I put my phone down and continue to look around. I see people talking freely, working on their MacBook’s, ordering food they get in an instant, seeing cars go by outside, and it dawned on me. We live in the most privileged time in the most prosperous nation and we’ve become completely blind to it. Vehicles, food, technology, freedom to associate with whom we choose. These things are so ingrained in our American way of life we don’t give them a second thought. We are so well off here in the United States that our poverty line begins 31 times above the global average. Thirty. One. Times. Virtually no one in the United States is considered poor by global standards.
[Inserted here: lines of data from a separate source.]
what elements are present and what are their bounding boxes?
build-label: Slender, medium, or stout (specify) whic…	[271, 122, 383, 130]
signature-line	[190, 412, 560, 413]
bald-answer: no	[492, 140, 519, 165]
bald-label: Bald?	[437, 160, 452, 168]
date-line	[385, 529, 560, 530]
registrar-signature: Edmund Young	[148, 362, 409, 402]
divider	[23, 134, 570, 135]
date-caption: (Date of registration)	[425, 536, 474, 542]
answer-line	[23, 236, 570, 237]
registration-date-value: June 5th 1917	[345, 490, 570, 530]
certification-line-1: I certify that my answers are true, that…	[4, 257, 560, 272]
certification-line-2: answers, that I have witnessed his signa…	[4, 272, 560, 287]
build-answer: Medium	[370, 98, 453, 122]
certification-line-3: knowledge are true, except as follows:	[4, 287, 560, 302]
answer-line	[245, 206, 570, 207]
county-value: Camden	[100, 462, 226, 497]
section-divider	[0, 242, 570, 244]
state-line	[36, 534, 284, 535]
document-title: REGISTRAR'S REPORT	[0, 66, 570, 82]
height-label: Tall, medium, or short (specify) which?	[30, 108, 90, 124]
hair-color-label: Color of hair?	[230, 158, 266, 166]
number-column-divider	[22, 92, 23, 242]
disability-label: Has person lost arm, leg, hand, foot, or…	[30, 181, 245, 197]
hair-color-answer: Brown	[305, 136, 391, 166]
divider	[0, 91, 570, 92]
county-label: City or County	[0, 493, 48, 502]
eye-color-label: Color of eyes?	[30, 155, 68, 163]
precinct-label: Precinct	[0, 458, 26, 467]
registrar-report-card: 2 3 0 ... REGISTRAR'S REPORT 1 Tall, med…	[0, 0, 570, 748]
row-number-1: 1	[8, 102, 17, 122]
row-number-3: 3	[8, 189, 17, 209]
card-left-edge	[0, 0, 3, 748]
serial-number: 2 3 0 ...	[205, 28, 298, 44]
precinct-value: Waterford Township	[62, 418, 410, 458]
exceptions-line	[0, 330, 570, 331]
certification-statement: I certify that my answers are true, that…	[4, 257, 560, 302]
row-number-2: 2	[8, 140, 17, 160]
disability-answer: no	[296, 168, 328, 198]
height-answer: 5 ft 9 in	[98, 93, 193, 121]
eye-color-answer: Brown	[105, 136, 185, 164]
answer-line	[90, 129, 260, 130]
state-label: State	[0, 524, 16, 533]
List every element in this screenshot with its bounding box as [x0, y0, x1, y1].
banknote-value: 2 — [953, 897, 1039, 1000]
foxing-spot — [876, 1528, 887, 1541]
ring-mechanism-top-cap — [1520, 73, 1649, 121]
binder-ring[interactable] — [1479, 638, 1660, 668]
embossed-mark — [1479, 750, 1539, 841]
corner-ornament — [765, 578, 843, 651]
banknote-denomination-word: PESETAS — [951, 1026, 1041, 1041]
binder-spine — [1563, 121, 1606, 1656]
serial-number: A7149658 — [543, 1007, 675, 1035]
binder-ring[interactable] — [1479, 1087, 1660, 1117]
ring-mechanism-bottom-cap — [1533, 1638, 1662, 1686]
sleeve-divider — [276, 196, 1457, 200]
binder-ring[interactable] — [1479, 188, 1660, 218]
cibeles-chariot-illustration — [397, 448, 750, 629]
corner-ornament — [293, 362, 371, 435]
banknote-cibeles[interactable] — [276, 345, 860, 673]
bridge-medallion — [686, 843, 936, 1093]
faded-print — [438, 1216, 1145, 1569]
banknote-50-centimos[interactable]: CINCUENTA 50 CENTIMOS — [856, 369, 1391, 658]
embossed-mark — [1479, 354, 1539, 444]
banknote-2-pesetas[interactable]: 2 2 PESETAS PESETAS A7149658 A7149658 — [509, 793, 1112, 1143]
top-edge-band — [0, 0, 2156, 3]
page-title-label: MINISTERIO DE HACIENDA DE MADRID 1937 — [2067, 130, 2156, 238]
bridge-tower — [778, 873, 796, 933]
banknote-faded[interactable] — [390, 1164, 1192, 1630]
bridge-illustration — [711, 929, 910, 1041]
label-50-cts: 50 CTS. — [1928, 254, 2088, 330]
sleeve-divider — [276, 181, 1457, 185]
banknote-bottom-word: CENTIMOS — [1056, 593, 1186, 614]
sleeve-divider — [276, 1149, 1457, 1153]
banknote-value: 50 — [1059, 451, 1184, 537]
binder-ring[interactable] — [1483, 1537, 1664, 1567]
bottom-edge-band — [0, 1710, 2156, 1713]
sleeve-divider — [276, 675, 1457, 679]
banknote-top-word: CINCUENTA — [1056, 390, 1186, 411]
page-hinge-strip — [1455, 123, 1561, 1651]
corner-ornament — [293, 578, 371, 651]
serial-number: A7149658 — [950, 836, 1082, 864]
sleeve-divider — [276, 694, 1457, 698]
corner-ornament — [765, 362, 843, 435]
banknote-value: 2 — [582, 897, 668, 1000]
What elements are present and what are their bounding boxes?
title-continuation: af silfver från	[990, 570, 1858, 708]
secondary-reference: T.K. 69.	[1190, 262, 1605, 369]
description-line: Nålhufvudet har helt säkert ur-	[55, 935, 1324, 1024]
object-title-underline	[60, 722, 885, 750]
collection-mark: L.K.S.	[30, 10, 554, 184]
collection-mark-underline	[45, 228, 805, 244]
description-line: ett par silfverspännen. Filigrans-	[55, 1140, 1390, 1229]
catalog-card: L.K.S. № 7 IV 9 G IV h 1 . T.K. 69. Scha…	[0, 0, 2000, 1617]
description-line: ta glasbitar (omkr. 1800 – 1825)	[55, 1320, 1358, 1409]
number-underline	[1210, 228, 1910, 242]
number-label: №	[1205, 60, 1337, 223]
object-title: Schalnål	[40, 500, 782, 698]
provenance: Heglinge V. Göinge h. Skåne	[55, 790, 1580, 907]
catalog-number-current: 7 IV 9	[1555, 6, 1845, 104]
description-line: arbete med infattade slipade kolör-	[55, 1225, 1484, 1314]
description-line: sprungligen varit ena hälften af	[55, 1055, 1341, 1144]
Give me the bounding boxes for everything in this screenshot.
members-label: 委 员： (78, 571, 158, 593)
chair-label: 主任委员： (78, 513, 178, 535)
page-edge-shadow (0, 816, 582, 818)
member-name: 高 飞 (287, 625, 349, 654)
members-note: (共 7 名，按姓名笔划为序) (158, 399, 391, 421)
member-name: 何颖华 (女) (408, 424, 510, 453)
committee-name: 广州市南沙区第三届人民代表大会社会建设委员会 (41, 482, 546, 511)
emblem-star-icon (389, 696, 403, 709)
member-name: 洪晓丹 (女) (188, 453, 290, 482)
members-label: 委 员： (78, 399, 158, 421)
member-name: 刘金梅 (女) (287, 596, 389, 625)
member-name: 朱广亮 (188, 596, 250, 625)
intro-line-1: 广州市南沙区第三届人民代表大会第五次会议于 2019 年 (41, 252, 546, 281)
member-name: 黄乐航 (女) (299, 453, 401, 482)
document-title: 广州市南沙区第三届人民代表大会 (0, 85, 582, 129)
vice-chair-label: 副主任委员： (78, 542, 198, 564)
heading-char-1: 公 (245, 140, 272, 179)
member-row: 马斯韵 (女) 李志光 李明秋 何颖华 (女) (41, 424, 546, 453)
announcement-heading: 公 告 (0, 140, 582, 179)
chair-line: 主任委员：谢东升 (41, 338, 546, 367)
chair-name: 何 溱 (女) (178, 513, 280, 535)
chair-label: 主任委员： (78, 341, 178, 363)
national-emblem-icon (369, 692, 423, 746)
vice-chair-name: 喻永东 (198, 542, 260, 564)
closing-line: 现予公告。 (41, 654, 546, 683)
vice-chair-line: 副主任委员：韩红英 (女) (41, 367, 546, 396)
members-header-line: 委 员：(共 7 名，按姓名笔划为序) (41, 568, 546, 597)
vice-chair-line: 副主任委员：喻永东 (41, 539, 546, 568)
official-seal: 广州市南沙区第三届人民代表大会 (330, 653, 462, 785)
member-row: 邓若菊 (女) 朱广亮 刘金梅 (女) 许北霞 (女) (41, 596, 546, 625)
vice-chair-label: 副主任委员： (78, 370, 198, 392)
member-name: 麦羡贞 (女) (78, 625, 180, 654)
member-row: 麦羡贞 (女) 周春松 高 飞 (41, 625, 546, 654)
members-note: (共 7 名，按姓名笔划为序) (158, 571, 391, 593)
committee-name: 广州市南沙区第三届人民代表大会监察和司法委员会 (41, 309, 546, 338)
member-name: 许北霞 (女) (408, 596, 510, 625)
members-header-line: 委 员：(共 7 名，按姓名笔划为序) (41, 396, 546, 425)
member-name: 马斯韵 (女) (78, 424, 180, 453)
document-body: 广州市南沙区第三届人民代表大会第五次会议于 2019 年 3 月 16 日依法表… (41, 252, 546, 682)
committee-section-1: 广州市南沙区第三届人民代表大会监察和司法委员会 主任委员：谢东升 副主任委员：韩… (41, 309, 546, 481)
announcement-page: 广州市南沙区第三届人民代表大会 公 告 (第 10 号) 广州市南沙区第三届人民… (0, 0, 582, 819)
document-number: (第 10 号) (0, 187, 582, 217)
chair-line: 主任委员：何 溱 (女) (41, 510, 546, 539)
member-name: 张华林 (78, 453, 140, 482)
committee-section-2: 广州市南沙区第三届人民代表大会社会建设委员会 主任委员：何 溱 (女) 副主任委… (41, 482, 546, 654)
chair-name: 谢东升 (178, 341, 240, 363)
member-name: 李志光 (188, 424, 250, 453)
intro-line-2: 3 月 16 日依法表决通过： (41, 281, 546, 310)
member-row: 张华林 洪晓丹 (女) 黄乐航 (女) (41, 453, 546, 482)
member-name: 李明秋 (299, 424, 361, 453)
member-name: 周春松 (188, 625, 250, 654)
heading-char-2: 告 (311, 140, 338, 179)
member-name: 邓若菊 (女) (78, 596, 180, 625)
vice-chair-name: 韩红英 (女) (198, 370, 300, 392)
Yet, in a time where we can order a product off Amazon with one click and have it at our doorstep the next day, we are unappreciative, unsatisfied, and ungrateful.

Our unappreciation is evident as the popularity of socialist policies among my generation continues to grow. Democratic Congresswoman Alexandria Ocasio-Cortez recently said to Newsweek talking about the millennial generation, “An entire generation, which is now becoming one of the largest electorates in America, came of age and never saw American prosperity.”

Never saw American prosperity. Let that sink in. When I first read that statement, I thought to myself, that was quite literally the most entitled and factually illiterate thing I’ve ever heard in my 26 years on this earth. Now, I’m not attributing Miss Ocasio-Cortez’s words to outright dishonesty. I do think she whole-heartedly believes the words she said to be true. Many young people agree with her, which is entirely misguided. My generation is being indoctrinated by a mainstream narrative to actually believe we have never seen prosperity. I know this first hand, I went to college, let’s just say I didn’t have the popular opinion, but I digress. 

3 comments:

Sailorcurt said...

Their idea of "prosperity" is the top 1%, or perhaps 5% at the lowest.

When I was a teenager, my parents were in their peak earning years and, although solidly middle class, we had a pretty flush life. I understood, however, that my parent's income didn't equal me having everything I wanted. When I moved out of the house I took very little with me...some clothes, my (9 year old) car (not my parents car they let me use...it was mine) and a few possessions that were gifts or I'd purchased myself. That's it.

Everything else was on me and I knew it going in. That's the way life is.

Kids these days expect to be able to instantly have everything their parents have as soon as they graduate school. They don't remember the years of using cardboard boxes as furniture. Of having no TV and relying on library books for entertainment. Of eating ramen noodles and peanut butter sandwiches every day for two weeks because that's all we could afford. Of shopping for clothes at the goodwill store and yard sales not because we wanted to, but because that's all we could afford.

Because they don't remember those times, they seem to think they never happened and they shouldn't have to earn their own way. That the world OWES them a comfortable lifestyle with the latest smartphones and big screen TVs and 8 speaker surround sound.

And because the world OWES them this and they can't afford it, there's obviously something wrong. Not with them of course...with the world.

If I'm supposed to have this and I don't, it MUST be because someone's keeping it from me. Must be those damn rich people.

Rob said...

I'm living in the Golden Age, right now, this very minute!

I can still walk, I know who I am, the roads are good, gasoline is available, all the stores have food, I have the internet & the worlds knowledge (sort of) at my fingertips. I still get a social security check every month!

The poor in America... so far ahead of the rest of the world's poor and nobody knows it... Nobody cares either.

Dan said...

EVERYTHING Occasionally-Conscious say is dishonest.... because she is a PUPPET.
Virtually everything she says is scripted for her by her handlers. On the occasions
She speaks "off the cuff" without a script it becomes GLARINGLY apparent that she
doesn't have the brains of a turnip because she says something of the STUPIDEST things
ever uttered by anyone in or out office.